Three hours later, a woman in a cowboy hat climbed up on a chair and screamed: "They've just called Florida for Donald Trump!" And she brandished a rubber mask of Hillary Clinton as a witch as if it was the Democratic nominee's severed head. A huge cheer went up. It did turn out to be a real victory party, after all.
Many will say Trump's victory was fueled by racism and xenophobia. It's more complicated than that.
The pro-Trump Orlando crowd wasn't an all-white, all-male audience. The day before, when Orlando government relations consultant Bertica Cabrera Morris, a Trump surrogate, told me the Republicans hadn't really botched Hispanic outreach and would deliver plenty of votes to their candidate, it was all I could do not to show disbelief. Yet she was right: Spanish was heard in that hotel ballroom. Women, too, were well-represented. Clearly, enough Latinos and enough women didn't believe Trump's words about them had been particularly offensive.
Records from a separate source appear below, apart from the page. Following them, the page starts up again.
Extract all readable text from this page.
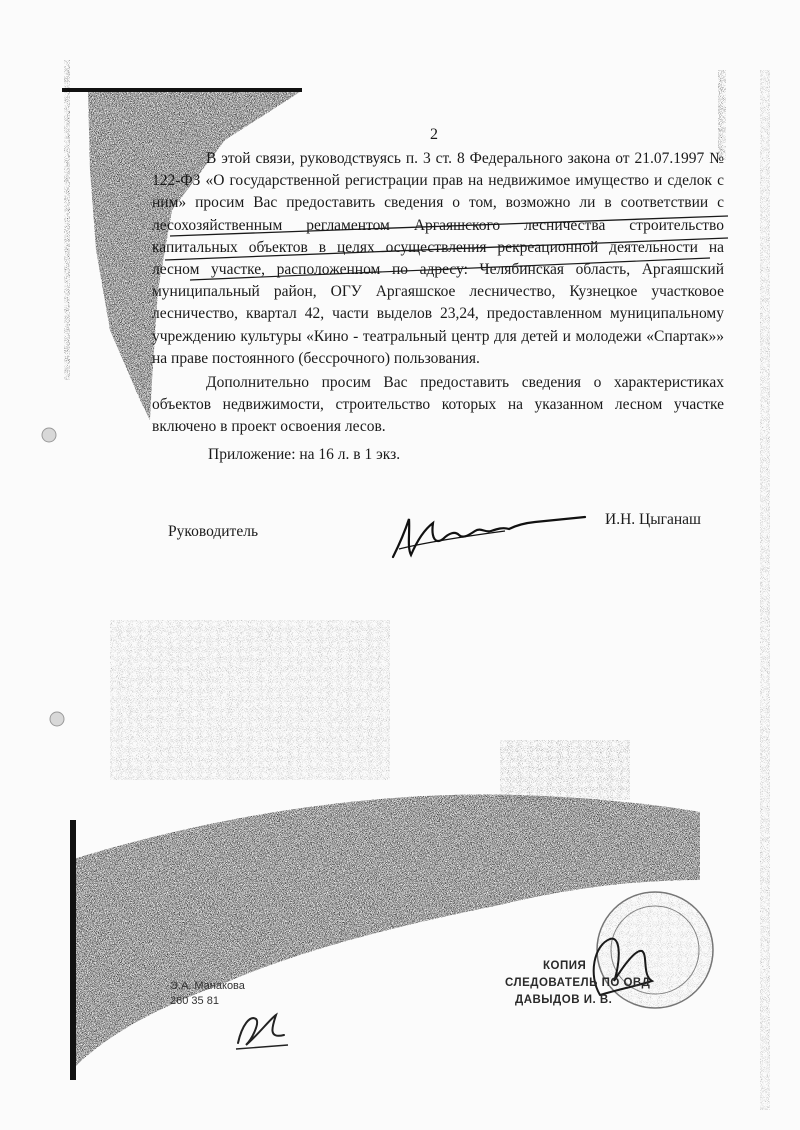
2
В этой связи, руководствуясь п. 3 ст. 8 Федерального закона от 21.07.1997 № 122-ФЗ «О государственной регистрации прав на недвижимое имущество и сделок с ним» просим Вас предоставить сведения о том, возможно ли в соответствии с лесохозяйственным регламентом Аргаяшского лесничества строительство капитальных объектов в целях осуществления рекреационной деятельности на лесном участке, расположенном по адресу: Челябинская область, Аргаяшский муниципальный район, ОГУ Аргаяшское лесничество, Кузнецкое участковое лесничество, квартал 42, части выделов 23,24, предоставленном муниципальному учреждению культуры «Кино - театральный центр для детей и молодежи «Спартак»» на праве постоянного (бессрочного) пользования.
Дополнительно просим Вас предоставить сведения о характеристиках объектов недвижимости, строительство которых на указанном лесном участке включено в проект освоения лесов.
Приложение: на 16 л. в 1 экз.
Руководитель
И.Н. Цыганаш
Э.А. Манакова
260 35 81
КОПИЯ
СЛЕДОВАТЕЛЬ ПО ОВД
ДАВЫДОВ И. В.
This is just anecdotal evidence, of course, and so is the fact that, in my travels around the U.S. this year, I met far more people who were enthusiastic about Trump than about Clinton. But then, do we have anything but anecdotal evidence to go on anymore?
Clearly, most pollsters and pundits were so wrong that everything they said all year should have been disregarded. I am sorry I didn't have the courage to do so, unlike some people I met -- for example, Las Vegas lawyer Robert Barnes, who has, since the primaries, consistently predicted a Trump victory and who has now made hundreds of thousands of dollars for himself and the clients he advised to place bets on Trump with European bookmakers. The signs he and other gamblers saw -- many of them rather unscientific -- turned out to be more valid than the arrogant opinions and authoritative-looking calculations of pollsters, academics, political operatives and veteran commentators.